Funding Title 1 schools, such as DPMHS, is another priority for Carvalho, who outlined several ways he’d like to assist Title 1 schools in his 100-day plan.
“If you approach the work from a lens of equity, Title 1 schools are by definition schools that reflect a higher level of poverty for students and appropriately resourcing the students is critically important,” Carvalho said. “So this is a way of leveling the playing field.”
One of the most heated debates in the world of LAUSD politics is the district’s often fraught relationship with the teachers union. In response to The Pearl Post asking about his outlook on United Teachers Los Angeles (UTLA), Carvalho focused on discussing the importance of prioritizing students during negotiations. He did say, however, that he wants UTLA and LAUSD to have “respectful, reasonable, rational” interactions.
“I’m hoping (he) is friendly to the (teachers) union and friendly to teachers,” science teacher Timothy Hughes said. “I think that’s a really big factor because working with teachers means working well as a district.
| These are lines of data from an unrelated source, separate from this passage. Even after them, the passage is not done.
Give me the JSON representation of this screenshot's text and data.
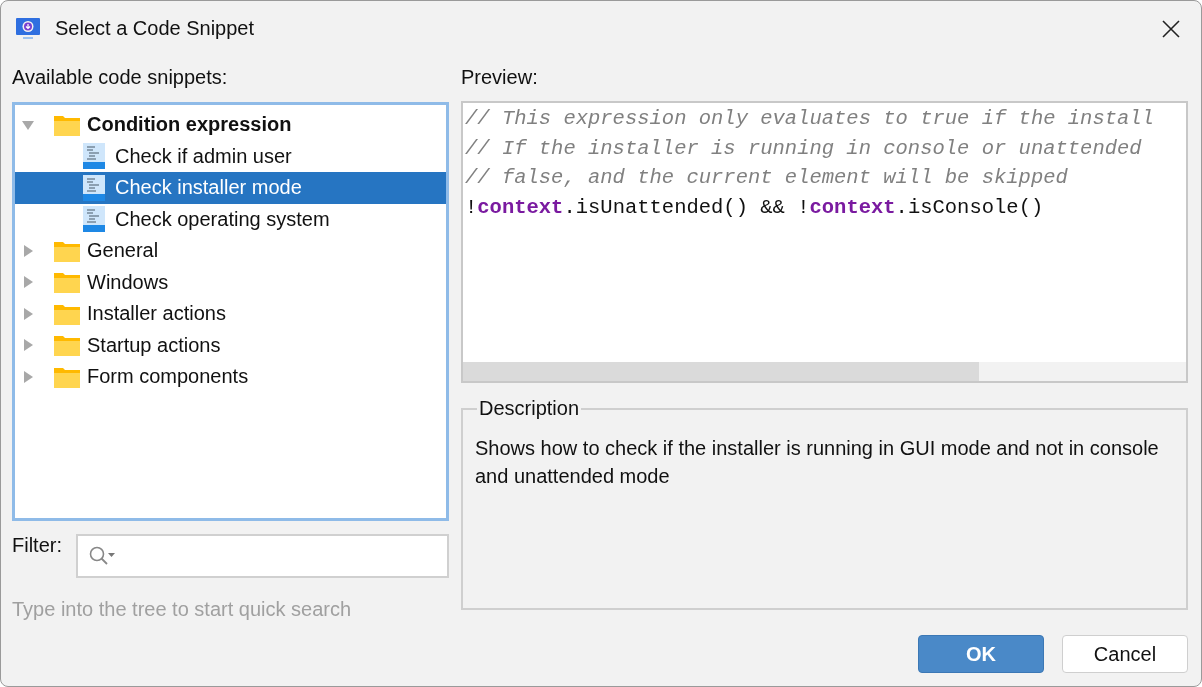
{
  "window": {
    "title": "Select a Code Snippet"
  },
  "tree": {
    "label": "Available code snippets:",
    "items": [
      {
        "kind": "folder",
        "label": "Condition expression",
        "expanded": true,
        "selected": false,
        "children": [
          {
            "kind": "snippet",
            "label": "Check if admin user",
            "selected": false
          },
          {
            "kind": "snippet",
            "label": "Check installer mode",
            "selected": true
          },
          {
            "kind": "snippet",
            "label": "Check operating system",
            "selected": false
          }
        ]
      },
      {
        "kind": "folder",
        "label": "General",
        "expanded": false,
        "selected": false
      },
      {
        "kind": "folder",
        "label": "Windows",
        "expanded": false,
        "selected": false
      },
      {
        "kind": "folder",
        "label": "Installer actions",
        "expanded": false,
        "selected": false
      },
      {
        "kind": "folder",
        "label": "Startup actions",
        "expanded": false,
        "selected": false
      },
      {
        "kind": "folder",
        "label": "Form components",
        "expanded": false,
        "selected": false
      }
    ]
  },
  "filter": {
    "label": "Filter:",
    "hint": "Type into the tree to start quick search"
  },
  "preview": {
    "label": "Preview:",
    "lines": [
      [
        {
          "kind": "comment",
          "text": "// This expression only evaluates to true if the install"
        }
      ],
      [
        {
          "kind": "comment",
          "text": "// If the installer is running in console or unattended"
        }
      ],
      [
        {
          "kind": "comment",
          "text": "// false, and the current element will be skipped"
        }
      ],
      [
        {
          "kind": "plain",
          "text": "!"
        },
        {
          "kind": "keyword",
          "text": "context"
        },
        {
          "kind": "plain",
          "text": ".isUnattended() && !"
        },
        {
          "kind": "keyword",
          "text": "context"
        },
        {
          "kind": "plain",
          "text": ".isConsole()"
        }
      ]
    ]
  },
  "description": {
    "label": "Description",
    "text": "Shows how to check if the installer is running in GUI mode and not in console and unattended mode"
  },
  "buttons": [
    {
      "label": "OK",
      "kind": "primary"
    },
    {
      "label": "Cancel",
      "kind": "secondary"
    }
  ]
}
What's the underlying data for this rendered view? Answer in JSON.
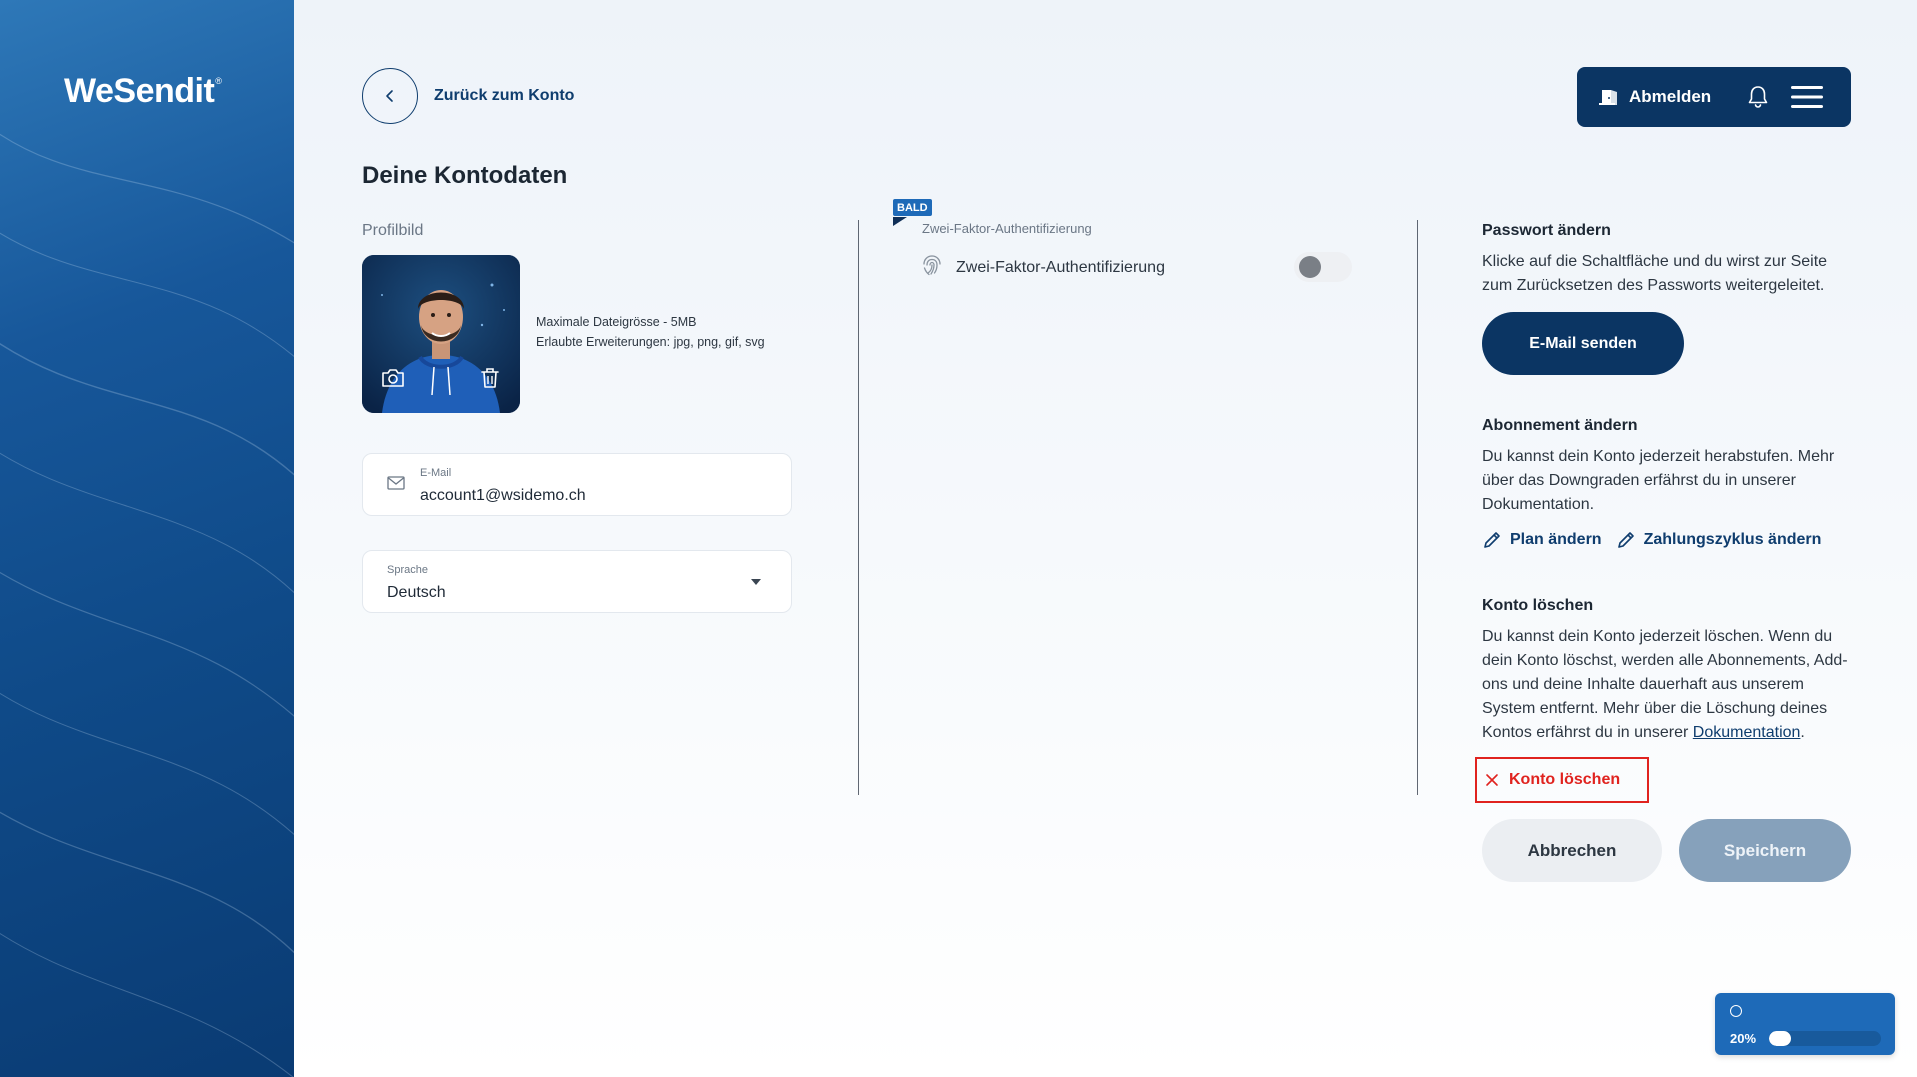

If we have to be fighting with high district administration, then nothing is going to be as efficient as it can be.”
Another challenge the district is facing is the shortage of school staff, including teachers, substitute teachers and bus drivers. DPMHS has a vacant math teacher position and has been unable to find a replacement, causing students to have a long-term substitute and continue their learning using the online platform Edgenuity. DPMHS has also had a vacant magnet coordinator position for the past month.
Carvalho is attempting to mitigate the harm of the shortage in the short term by temporarily reassigning 420 credentialed, out-of-classroom school staff members into teaching positions. In the long term, he has several plans including awareness campaigns, career recruiting at in-state universities, out-of-state universities and Historically Black Colleges and Universities.
“It’s a matter of attempting to recruit second career individuals,” Carvalho said. “Also, there’s an opportunity to explore opportunities for creation of programs that would engage in college loan forgiveness for individuals who would commit to teaching in public schools, particularly in urban settings.”
Carvalho has consistently reiterated his priority of listening to student voices and has worked regularly with students during visits to various LAUSD schools. Several DPMHS students, including junior Yvette Mandujano, would like the district and Carvalho to examine some of the district’s current policies.
“I would like the district to improve dress codes because I see that whether people follow them or not, it’s always more directed towards girls,” Mandujano said. “It’s like, discriminatory. You don’t attack clothing, you attack a person.”
As Carvalho navigates his role, he brings with him extensive experience and acclaim. He was previously the superintendent of Miami-Dade County Public Schools where he oversaw substantial, measurable district improvements. He was also named the American Association of School Administrators (AASA) Superintendent of the Year in 2014.
In the face of support, criticism and commendations, Carvalho is off to a productive start. Now he’ll have to continue to advocate for his optimistic goals.
“What I’ve learned is at the end of the day, I am first and foremost guided by the needs of students,” Carvalho said.